APSE TALK: Jeremy Butterfield | Emergent Ontology and Structural
Realism: Quantities as Objects and Objects as Quantities
Applied Philosophy of Science and Epistomology Talk Series
A series of talks organized by APSE (Department of Philosophy). More
information here: apse.univie.ac.at/news-events/apse-talks/
Date: 07/03/2024
Time: 15h00
Venue: New Institute Building (NIG), Universitätsstraße 7, 1010 Wien, HS
3A
Abstract: My current research centers on the question of how to
adjudicate an appropriate background logic for axiomatizations of
mathematics. Currently, first-order logics are the default background
logic. They have the advantage of being simple yet expressive,
deductively complete, but has two main disadvantages. The first is that
it is not categorical, which means that there are infinitely many
non-isomorphic models for e.g., the natural number sequence 0, 1, 2, 3,
4, . . . -- most including strange entities like "non-standard" numbers
capable of being greater than all natural numbers, and in which addition
and multiplication aren't computable!
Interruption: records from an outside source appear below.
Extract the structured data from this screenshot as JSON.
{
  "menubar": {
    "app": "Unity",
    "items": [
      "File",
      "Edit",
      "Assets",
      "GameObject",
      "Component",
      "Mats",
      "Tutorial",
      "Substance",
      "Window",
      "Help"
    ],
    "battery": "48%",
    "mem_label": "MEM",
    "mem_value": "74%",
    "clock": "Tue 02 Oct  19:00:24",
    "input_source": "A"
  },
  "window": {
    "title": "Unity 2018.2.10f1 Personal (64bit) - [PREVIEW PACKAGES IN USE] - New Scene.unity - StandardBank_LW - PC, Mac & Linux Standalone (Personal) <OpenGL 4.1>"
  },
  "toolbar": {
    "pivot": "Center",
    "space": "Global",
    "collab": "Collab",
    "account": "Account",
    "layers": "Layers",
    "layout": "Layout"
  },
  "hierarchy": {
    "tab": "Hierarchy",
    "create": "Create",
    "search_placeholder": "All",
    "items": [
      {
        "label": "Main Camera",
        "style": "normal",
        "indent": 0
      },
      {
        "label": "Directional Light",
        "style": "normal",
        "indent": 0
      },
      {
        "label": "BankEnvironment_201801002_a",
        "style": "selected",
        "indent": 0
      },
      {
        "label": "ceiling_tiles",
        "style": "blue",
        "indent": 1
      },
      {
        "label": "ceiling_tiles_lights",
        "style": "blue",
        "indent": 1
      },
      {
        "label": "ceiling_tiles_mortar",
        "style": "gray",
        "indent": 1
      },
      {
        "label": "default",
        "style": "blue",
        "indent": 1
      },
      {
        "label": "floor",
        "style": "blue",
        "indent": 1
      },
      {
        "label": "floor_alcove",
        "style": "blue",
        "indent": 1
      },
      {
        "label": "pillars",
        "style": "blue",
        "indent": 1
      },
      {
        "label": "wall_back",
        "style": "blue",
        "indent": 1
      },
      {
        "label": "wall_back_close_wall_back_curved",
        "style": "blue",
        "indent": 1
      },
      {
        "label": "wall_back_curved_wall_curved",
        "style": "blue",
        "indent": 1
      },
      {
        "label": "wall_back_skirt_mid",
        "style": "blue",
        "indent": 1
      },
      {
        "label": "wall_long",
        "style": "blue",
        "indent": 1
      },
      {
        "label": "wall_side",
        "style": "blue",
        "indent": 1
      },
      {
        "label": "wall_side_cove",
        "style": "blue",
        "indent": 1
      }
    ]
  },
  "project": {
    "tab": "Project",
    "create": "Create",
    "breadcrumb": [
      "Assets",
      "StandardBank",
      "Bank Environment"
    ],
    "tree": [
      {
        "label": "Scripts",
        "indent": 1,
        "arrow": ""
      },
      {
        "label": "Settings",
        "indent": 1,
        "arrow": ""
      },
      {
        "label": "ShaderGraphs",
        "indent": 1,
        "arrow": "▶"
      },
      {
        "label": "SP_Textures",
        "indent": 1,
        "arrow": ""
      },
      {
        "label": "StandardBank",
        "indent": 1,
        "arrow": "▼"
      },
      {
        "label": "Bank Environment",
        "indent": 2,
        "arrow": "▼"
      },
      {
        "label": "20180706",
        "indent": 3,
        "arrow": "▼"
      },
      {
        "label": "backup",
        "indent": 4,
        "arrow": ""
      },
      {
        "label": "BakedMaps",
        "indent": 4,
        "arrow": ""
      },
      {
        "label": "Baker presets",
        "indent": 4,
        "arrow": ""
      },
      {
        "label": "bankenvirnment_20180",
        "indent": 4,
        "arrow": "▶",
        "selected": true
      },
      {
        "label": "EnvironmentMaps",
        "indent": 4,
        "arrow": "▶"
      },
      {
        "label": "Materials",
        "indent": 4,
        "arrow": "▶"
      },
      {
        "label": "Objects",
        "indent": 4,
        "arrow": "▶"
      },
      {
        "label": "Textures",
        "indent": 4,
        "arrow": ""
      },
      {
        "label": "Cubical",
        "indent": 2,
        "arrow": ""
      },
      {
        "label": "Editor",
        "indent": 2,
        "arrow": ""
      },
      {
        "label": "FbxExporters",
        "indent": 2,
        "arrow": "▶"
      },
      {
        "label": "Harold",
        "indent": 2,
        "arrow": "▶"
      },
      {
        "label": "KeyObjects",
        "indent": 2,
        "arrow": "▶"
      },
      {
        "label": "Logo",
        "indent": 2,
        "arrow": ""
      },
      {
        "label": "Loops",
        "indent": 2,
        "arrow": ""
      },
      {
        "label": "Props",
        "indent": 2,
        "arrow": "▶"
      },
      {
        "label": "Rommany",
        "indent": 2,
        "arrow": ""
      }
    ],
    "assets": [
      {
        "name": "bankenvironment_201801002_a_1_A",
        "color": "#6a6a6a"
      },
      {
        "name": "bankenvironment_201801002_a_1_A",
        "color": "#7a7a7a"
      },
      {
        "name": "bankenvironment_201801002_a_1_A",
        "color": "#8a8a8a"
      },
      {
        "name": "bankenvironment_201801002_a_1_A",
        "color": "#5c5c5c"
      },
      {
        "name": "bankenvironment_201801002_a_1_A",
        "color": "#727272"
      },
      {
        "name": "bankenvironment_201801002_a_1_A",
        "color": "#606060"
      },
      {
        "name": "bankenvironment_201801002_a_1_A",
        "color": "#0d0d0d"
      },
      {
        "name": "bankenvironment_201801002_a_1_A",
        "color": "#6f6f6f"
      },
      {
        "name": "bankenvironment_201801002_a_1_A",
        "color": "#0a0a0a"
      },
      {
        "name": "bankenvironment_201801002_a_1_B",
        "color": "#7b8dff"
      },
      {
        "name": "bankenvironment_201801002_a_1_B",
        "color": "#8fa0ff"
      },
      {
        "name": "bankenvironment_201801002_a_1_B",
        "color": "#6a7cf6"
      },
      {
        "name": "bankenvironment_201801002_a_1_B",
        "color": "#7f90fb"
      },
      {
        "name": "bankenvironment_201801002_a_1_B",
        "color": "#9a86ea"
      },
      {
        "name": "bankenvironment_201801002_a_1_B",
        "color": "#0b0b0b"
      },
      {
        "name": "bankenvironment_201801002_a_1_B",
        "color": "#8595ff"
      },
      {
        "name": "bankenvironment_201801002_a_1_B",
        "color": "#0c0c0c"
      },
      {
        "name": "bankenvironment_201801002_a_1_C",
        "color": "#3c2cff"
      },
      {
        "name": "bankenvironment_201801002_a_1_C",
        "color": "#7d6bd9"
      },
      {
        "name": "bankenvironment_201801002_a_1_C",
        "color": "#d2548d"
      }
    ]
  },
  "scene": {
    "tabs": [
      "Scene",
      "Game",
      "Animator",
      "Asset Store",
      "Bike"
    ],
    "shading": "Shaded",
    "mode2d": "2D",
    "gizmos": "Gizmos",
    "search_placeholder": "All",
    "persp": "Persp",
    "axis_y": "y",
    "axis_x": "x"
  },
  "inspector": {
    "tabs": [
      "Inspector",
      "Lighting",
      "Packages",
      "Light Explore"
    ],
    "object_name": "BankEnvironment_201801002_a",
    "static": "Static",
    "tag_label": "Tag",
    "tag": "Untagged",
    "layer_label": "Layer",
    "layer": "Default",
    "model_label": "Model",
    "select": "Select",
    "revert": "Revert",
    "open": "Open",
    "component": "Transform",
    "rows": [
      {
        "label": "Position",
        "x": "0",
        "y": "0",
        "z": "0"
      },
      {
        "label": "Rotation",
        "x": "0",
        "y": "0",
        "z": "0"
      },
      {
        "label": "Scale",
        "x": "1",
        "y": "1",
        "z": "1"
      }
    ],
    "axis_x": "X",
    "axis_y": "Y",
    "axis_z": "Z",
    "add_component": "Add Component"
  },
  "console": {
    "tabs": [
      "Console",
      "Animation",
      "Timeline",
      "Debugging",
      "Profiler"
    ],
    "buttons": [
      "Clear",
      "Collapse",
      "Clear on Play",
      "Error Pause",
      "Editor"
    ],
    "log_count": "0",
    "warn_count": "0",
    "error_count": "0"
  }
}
The second disadvantage is that
making first-order logics expressive enough to axiomatize the natural
numbers renders it incomplete! In many ways, first-order logics simply
are not up to the task. Second-order logics are deductively incomplete,
but have the advantage of being categorical, which makes them far more
suitable to talk with precision about a mathematical structure. As such,
I intend to use the history of model theory as of scientific progress
and decision-making with respect to our background theories when the
advantages and disadvantages aren't themselves decisive. But first, this
history must be generated, and the early history of model theory is what
I will focus on for this talk.
All are welcome!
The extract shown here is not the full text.